Intracellular interferon-γ in circulating and marrow T cells detected by flow cytometry and the response to immunosuppressive therapy in patients with aplastic anemia

Abstract

Immunosuppressive therapy leads to meaningful hematologic improvement in most patients with aplastic anemia (AA). Failure to respond and a later relapse could be due to deficient numbers of hematopoietic stem cells, inadequate treatment of the immune process, or a nonimmunologic etiology. Interferon-γ (IFN-γ) has been implicated in the pathophysiology of hematopoietic failure in AA. On the basis of previous findings showing overexpression of IFN-γ in bone marrow (BM) and peripheral blood (PB) in this disease, we hypothesized that quantitation of IFN-γ might be applied to predict and monitor responses to immunosuppressive therapy. We measured expression of IFN-γ in lymphocytes obtained from 123 AA patients, using intracellular 2-color fluorescent staining and flow cytometry. Of 70 patients with severe AA, 36 (51%) demonstrated increased IFN-γ in circulating T cells. IFN-γ was detected in only 4 of 53 patients who had recovered from AA. IFN-γ was not found in PB lymphocytes of patients with other hematologic diseases and heavy transfusion burdens or in healthy volunteers.
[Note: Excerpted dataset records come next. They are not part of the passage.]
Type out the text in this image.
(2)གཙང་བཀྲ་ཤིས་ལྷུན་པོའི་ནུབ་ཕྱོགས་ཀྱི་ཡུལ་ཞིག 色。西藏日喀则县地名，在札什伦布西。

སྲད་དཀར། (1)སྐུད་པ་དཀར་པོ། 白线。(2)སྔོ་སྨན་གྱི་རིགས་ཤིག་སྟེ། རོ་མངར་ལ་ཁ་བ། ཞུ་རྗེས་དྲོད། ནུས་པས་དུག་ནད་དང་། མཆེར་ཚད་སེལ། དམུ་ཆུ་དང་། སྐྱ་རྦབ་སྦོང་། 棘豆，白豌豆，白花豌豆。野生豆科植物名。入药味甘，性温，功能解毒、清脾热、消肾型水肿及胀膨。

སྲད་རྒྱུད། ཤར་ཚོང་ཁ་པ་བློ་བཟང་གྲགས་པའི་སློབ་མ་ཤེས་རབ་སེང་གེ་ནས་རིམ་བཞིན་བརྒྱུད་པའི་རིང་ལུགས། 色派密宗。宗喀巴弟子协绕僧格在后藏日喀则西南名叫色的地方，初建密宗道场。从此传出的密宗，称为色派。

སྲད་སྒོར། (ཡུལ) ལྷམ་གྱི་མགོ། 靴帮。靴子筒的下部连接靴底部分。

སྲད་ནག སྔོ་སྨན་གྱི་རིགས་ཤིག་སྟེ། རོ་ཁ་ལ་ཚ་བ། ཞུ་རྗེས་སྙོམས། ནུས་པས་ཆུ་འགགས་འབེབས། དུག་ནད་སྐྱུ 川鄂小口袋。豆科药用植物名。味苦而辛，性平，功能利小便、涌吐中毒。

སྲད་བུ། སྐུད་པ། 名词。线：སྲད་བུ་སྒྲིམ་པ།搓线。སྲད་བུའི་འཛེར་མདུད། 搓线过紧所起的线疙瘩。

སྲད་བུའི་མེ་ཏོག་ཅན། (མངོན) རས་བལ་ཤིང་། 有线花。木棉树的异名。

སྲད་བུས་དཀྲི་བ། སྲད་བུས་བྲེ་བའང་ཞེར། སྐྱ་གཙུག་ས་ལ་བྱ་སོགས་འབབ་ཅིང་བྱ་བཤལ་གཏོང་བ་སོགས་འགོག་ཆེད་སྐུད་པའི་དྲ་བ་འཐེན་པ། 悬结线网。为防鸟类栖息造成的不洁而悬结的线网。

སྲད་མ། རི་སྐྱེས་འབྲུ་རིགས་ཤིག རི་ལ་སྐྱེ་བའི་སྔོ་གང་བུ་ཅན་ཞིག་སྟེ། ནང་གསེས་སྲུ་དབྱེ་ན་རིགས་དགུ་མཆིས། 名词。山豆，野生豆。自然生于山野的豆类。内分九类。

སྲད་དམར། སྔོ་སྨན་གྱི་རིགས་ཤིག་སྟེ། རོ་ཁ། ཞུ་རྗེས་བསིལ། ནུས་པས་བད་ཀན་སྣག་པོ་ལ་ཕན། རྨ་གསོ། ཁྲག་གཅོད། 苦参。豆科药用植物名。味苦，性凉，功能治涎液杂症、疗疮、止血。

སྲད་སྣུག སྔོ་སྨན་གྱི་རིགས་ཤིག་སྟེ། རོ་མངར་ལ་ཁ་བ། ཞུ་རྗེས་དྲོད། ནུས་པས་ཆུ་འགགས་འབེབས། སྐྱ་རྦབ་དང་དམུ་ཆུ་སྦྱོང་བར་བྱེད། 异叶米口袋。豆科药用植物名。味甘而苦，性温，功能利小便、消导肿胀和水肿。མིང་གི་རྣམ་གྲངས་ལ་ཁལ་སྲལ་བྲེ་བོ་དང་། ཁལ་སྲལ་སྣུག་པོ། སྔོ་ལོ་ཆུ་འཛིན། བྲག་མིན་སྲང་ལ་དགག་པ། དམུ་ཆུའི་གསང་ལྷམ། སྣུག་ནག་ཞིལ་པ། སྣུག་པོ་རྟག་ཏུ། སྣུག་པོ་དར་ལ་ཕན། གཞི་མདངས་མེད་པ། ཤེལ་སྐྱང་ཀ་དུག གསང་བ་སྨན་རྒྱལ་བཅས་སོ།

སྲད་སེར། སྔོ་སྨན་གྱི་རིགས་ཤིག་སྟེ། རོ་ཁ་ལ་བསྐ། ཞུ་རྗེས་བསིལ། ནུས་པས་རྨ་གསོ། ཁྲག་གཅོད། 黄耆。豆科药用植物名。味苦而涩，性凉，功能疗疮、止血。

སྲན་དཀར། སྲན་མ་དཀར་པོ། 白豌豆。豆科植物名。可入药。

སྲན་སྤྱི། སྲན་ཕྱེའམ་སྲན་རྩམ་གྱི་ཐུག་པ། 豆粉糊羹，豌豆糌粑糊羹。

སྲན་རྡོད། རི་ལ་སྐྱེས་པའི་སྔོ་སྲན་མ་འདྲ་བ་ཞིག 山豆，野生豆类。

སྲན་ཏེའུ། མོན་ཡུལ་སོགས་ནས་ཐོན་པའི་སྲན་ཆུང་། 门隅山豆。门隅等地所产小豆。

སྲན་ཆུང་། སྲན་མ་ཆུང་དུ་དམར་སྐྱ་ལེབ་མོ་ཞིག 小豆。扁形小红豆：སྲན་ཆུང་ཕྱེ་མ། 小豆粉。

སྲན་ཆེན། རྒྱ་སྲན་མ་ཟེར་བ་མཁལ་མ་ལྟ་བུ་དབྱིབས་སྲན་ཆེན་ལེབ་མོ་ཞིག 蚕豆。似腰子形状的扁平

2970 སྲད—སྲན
Among 62 AA patients who were assessed before first treatment with immunosuppressive drugs, 27 of 28 (96%) with circulating IFN-γ–containing T cells subsequently responded to therapy; in contrast, only 11 of 34 (32%) patients whose PB lacked IFN-γ lymphocytes improved to transfusion independence. IFN-γ–containing lymphocytes declined following treatment in all cases. Of 17 patients assessed during relapse, IFN-γ was present in T cells prior to the blood count decline in 13, and 12 responded to reinstitution of immunosuppressive drugs. Of 30 BMs tested prior to first treatment, 20, all in responding patients, were positive for IFN-γ, whereas the negative tests were obtained in 10 nonresponding patients. IFN-γ is increased in the PB lymphocytes of many patients with AA, and these cells decline with therapy. The presence of intracellular IFN-γ may predict response to immunosuppressive treatment and also the onset of relapse.